While still holding onto Cole’s hand, I reach my other toward Trace. His fingers find mine beneath the sheets and clutch tightly.

No one speaks. Not for the long minutes that follow.

I waver so uncontrollably between I shouldn’t be here and this is exactly where I’m supposed to be, between resisting and surrendering, fleeing and fighting, that I doubt every thought in my head.

That’s when it hits me. I’m not leaving. Because if I did, it would only prolong the inevitable. Since they know I won’t be happy without them, they’ll track me down and haul me back.

Why would they go through so much trouble? I’m just a woman. An average, pain-in-the-ass woman with a lot of flaws.

“Why are you doing this?” My voice drops to a whisper. “I’m not worth it.”

“Since the moment I saw you…” Trace squeezes my fingers. “I haven’t gone a day without thinking about you. No matter how much it hurts or how long it takes, I know that a lifetime with you is worth fighting for.”

“I couldn’t have said it better than that.” Cole grunts a soft chuckle. “Fucking asshole.”

I pull my arms to my chest, bringing their hands close and holding them there, against my heart. “What are we going to do for six months?”

“I’ll show you tomorrow.” Cole shifts closer and brushes a kiss against my shoulder. “Tell me you’re staying.”

“I’m staying.” I let out a contented sigh.

I missed this. God, I missed them so much.

They’re giving me a six-month reprieve from making a decision. That seems like an eternity to make them wait, but we tried it my way, and I messed everything up.

Things will be different this time.

While they’re making the rules and controlling the arrangement, I’m going to fight.

Fight my doubts.

Fight my fears.

Fight my indecision.

I’ll fight through the agony and do the hardest thing I’ll ever have to do.

I’ll choose which part of my heart I have to let go forever.





I wake to a quiet room and sunshine warming my face. With a full body stretch, I rouse a little more, blinking, yawning, and alone.
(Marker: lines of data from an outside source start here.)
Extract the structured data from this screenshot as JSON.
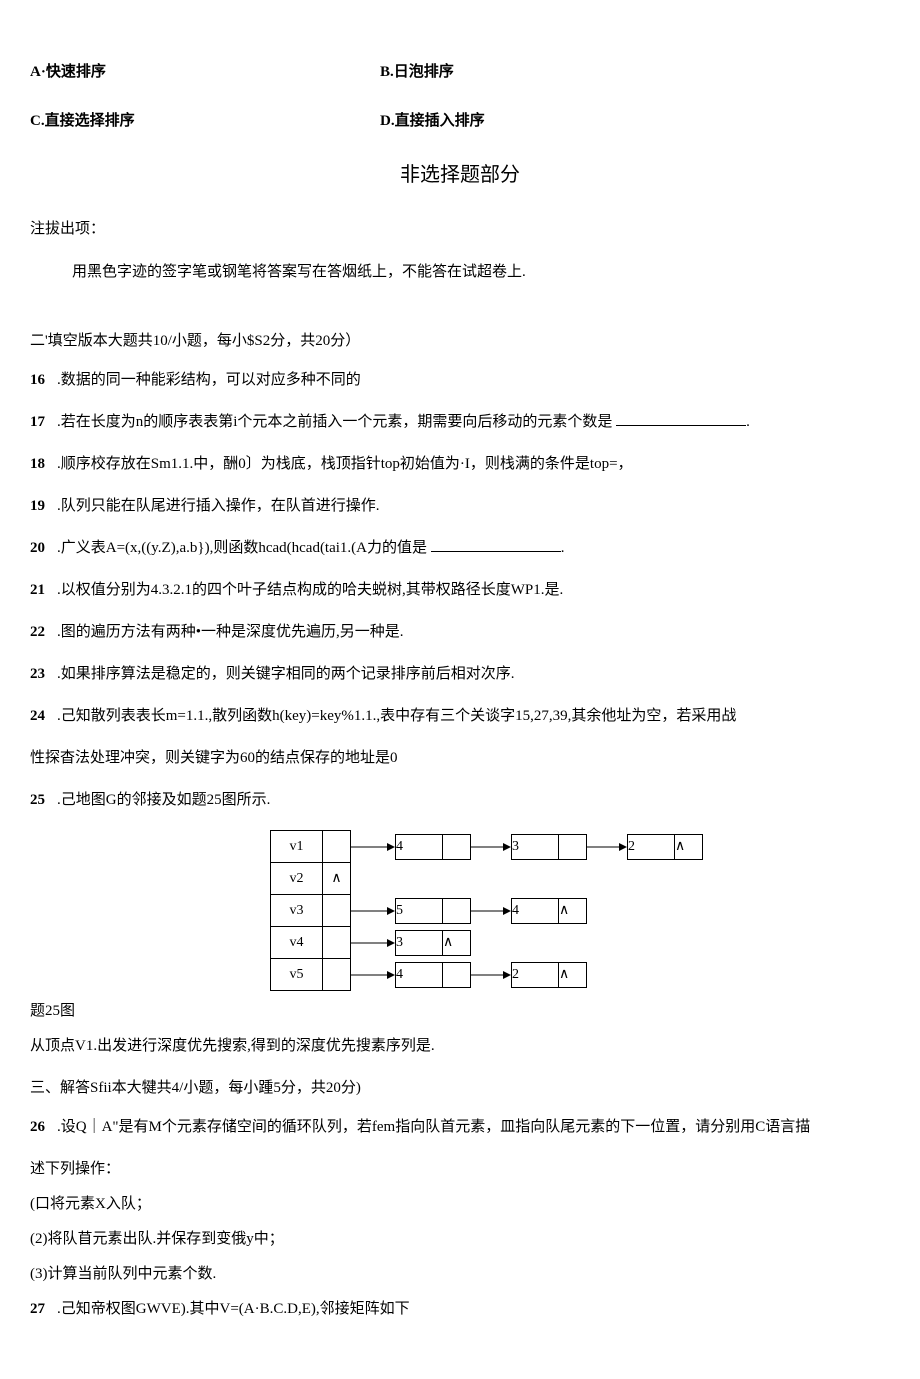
{
  "options": {
    "a": "A·快速排序",
    "b": "B.日泡排序",
    "c": "C.直接选择排序",
    "d": "D.直接插入排序"
  },
  "section_title": "非选择题部分",
  "instruction": {
    "header": "注拔出项：",
    "body": "用黑色字迹的签字笔或钢笔将答案写在答烟纸上，不能答在试超卷上."
  },
  "part2_heading": "二'填空版本大题共10/小题，每小$S2分，共20分）",
  "q16": {
    "num": "16",
    "text": ".数据的同一种能彩结构，可以对应多种不同的"
  },
  "q17": {
    "num": "17",
    "text_before": ".若在长度为n的顺序表表第i个元本之前插入一个元素，期需要向后移动的元素个数是 ",
    "text_after": "."
  },
  "q18": {
    "num": "18",
    "text": ".顺序校存放在Sm1.1.中，酬0〕为栈底，栈顶指针top初始值为·I，则栈满的条件是top=，"
  },
  "q19": {
    "num": "19",
    "text": ".队列只能在队尾进行插入操作，在队首进行操作."
  },
  "q20": {
    "num": "20",
    "text_before": ".广义表A=(x,((y.Z),a.b}),则函数hcad(hcad(tai1.(A力的值是 ",
    "text_after": "."
  },
  "q21": {
    "num": "21",
    "text": ".以权值分别为4.3.2.1的四个叶子结点构成的哈夫蜕树,其带权路径长度WP1.是."
  },
  "q22": {
    "num": "22",
    "text": ".图的遍历方法有两种•一种是深度优先遍历,另一种是."
  },
  "q23": {
    "num": "23",
    "text": ".如果排序算法是稳定的，则关键字相同的两个记录排序前后相对次序."
  },
  "q24": {
    "num": "24",
    "line1": ".己知散列表表长m=1.1.,散列函数h(key)=key%1.1.,表中存有三个关谈字15,27,39,其余他址为空，若采用战",
    "line2": "性探杳法处理冲突，则关键字为60的结点保存的地址是0"
  },
  "q25": {
    "num": "25",
    "text": ".己地图G的邻接及如题25图所示.",
    "caption": "题25图",
    "followup": "从顶点V1.出发进行深度优先搜索,得到的深度优先搜素序列是."
  },
  "adjacency": {
    "vertices": [
      "v1",
      "v2",
      "v3",
      "v4",
      "v5"
    ],
    "rows": [
      {
        "hasList": true,
        "nodes": [
          "4",
          "3",
          "2"
        ],
        "terminator": "∧"
      },
      {
        "hasList": false,
        "ptr": "∧"
      },
      {
        "hasList": true,
        "nodes": [
          "5",
          "4"
        ],
        "terminator": "∧"
      },
      {
        "hasList": true,
        "nodes": [
          "3"
        ],
        "terminator": "∧"
      },
      {
        "hasList": true,
        "nodes": [
          "4",
          "2"
        ],
        "terminator": "∧"
      }
    ],
    "colors": {
      "border": "#000000",
      "bg": "#ffffff"
    }
  },
  "part3_heading": "三、解答Sfii本大犍共4/小题，每小踵5分，共20分)",
  "q26": {
    "num": "26",
    "line1": ".设Q｜A\"是有M个元素存储空间的循环队列，若fem指向队首元素，皿指向队尾元素的下一位置，请分别用C语言描",
    "line2": "述下列操作：",
    "sub1": "(口将元素X入队；",
    "sub2": "(2)将队苜元素出队.并保存到变俄y中；",
    "sub3": "(3)计算当前队列中元素个数."
  },
  "q27": {
    "num": "27",
    "text": ".己知帝权图GWVE).其中V=(A·B.C.D,E),邻接矩阵如下"
  }
}
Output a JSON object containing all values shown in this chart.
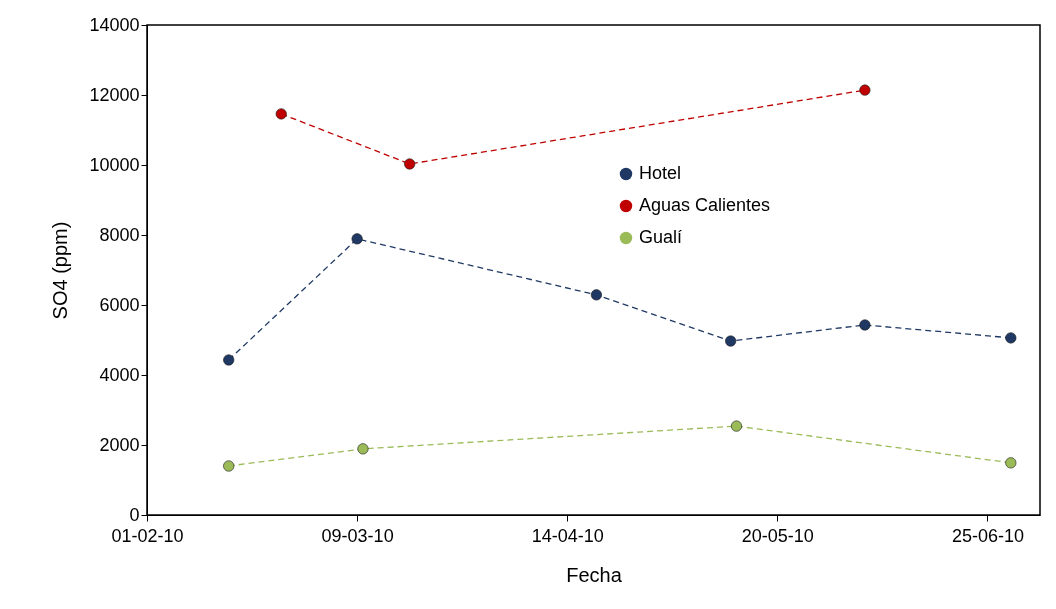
{
  "chart_data": {
    "type": "line",
    "xlabel": "Fecha",
    "ylabel": "SO4 (ppm)",
    "xlim": [
      "2010-02-01",
      "2010-07-04"
    ],
    "xticks": [
      {
        "value": "2010-02-01",
        "label": "01-02-10"
      },
      {
        "value": "2010-03-09",
        "label": "09-03-10"
      },
      {
        "value": "2010-04-14",
        "label": "14-04-10"
      },
      {
        "value": "2010-05-20",
        "label": "20-05-10"
      },
      {
        "value": "2010-06-25",
        "label": "25-06-10"
      }
    ],
    "ylim": [
      0,
      14000
    ],
    "yticks": [
      0,
      2000,
      4000,
      6000,
      8000,
      10000,
      12000,
      14000
    ],
    "grid": false,
    "legend": "center",
    "marker": "circle",
    "line_style": "dashed",
    "series": [
      {
        "name": "Hotel",
        "color": "#1f3864",
        "x": [
          "2010-02-15",
          "2010-03-09",
          "2010-04-19",
          "2010-05-12",
          "2010-06-04",
          "2010-06-29"
        ],
        "values": [
          4430,
          7890,
          6290,
          4970,
          5430,
          5060
        ]
      },
      {
        "name": "Aguas Calientes",
        "color": "#c00000",
        "x": [
          "2010-02-24",
          "2010-03-18",
          "2010-06-04"
        ],
        "values": [
          11460,
          10030,
          12140
        ]
      },
      {
        "name": "Gualí",
        "color": "#9bbb59",
        "x": [
          "2010-02-15",
          "2010-03-10",
          "2010-05-13",
          "2010-06-29"
        ],
        "values": [
          1400,
          1890,
          2540,
          1490
        ]
      }
    ]
  }
}
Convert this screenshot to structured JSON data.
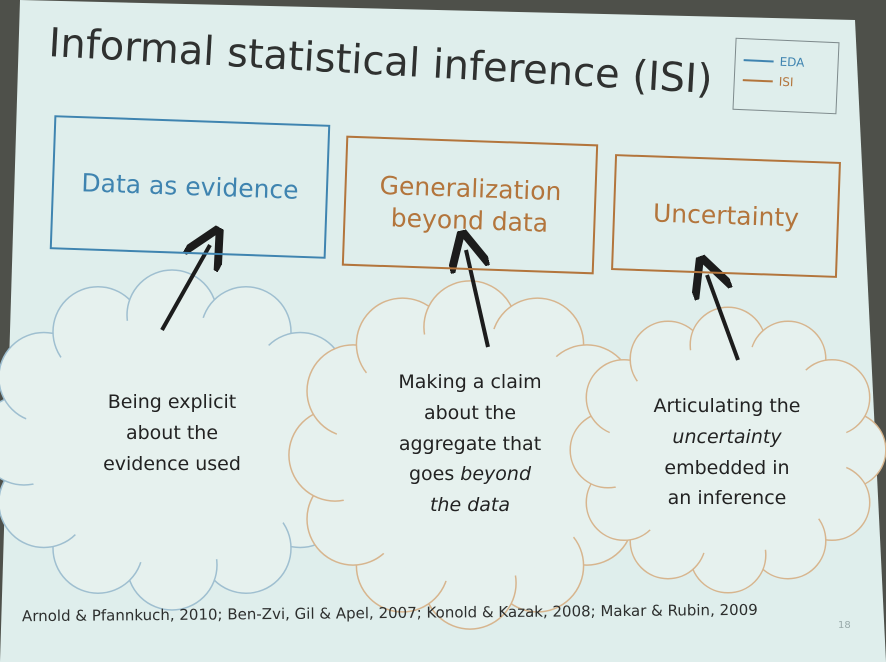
{
  "slide": {
    "title": "Informal statistical inference (ISI)",
    "colors": {
      "eda": "#3f84b0",
      "isi": "#b3753c",
      "background": "#dfeeec"
    },
    "legend": [
      {
        "label": "EDA",
        "color": "#3f84b0"
      },
      {
        "label": "ISI",
        "color": "#b3753c"
      }
    ],
    "boxes": [
      {
        "lines": [
          "Data as evidence"
        ],
        "color": "#3f84b0"
      },
      {
        "lines": [
          "Generalization",
          "beyond data"
        ],
        "color": "#b3753c"
      },
      {
        "lines": [
          "Uncertainty"
        ],
        "color": "#b3753c"
      }
    ],
    "clouds": [
      {
        "lines": [
          "Being explicit",
          "about the",
          "evidence used"
        ],
        "color": "#9fbfd0"
      },
      {
        "lines": [
          "Making a claim",
          "about the",
          "aggregate that",
          "goes <em>beyond</em>",
          "<em>the data</em>"
        ],
        "color": "#d7b58e"
      },
      {
        "lines": [
          "Articulating the",
          "<em>uncertainty</em>",
          "embedded in",
          "an inference"
        ],
        "color": "#d7b58e"
      }
    ],
    "citation": "Arnold & Pfannkuch, 2010; Ben-Zvi, Gil & Apel, 2007; Konold & Kazak, 2008; Makar & Rubin, 2009",
    "page_number": "18"
  }
}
The mattress on either side of me is cool to the touch. When I strain my ears, I’m met with silence. Where are they?

I sit up and spot my phone on Trace’s pillow, next to a note scrawled in his elegant penmanship.

Passcode for all doors is the year your car was made.

Call your parents.

I grin at his bossiness and head to the bathroom, where I freshen up and brush my teeth. Then I grab the phone and leave the bedroom in search of coffee.

Down the hallway and through the living room, I pause at the kitchen island. The house is empty and still. Unless Cole and Trace are in one of the locked rooms, they must be outside.

I find a pot of coffee waiting, prepare a cup, and step toward the windowed wall in the living room.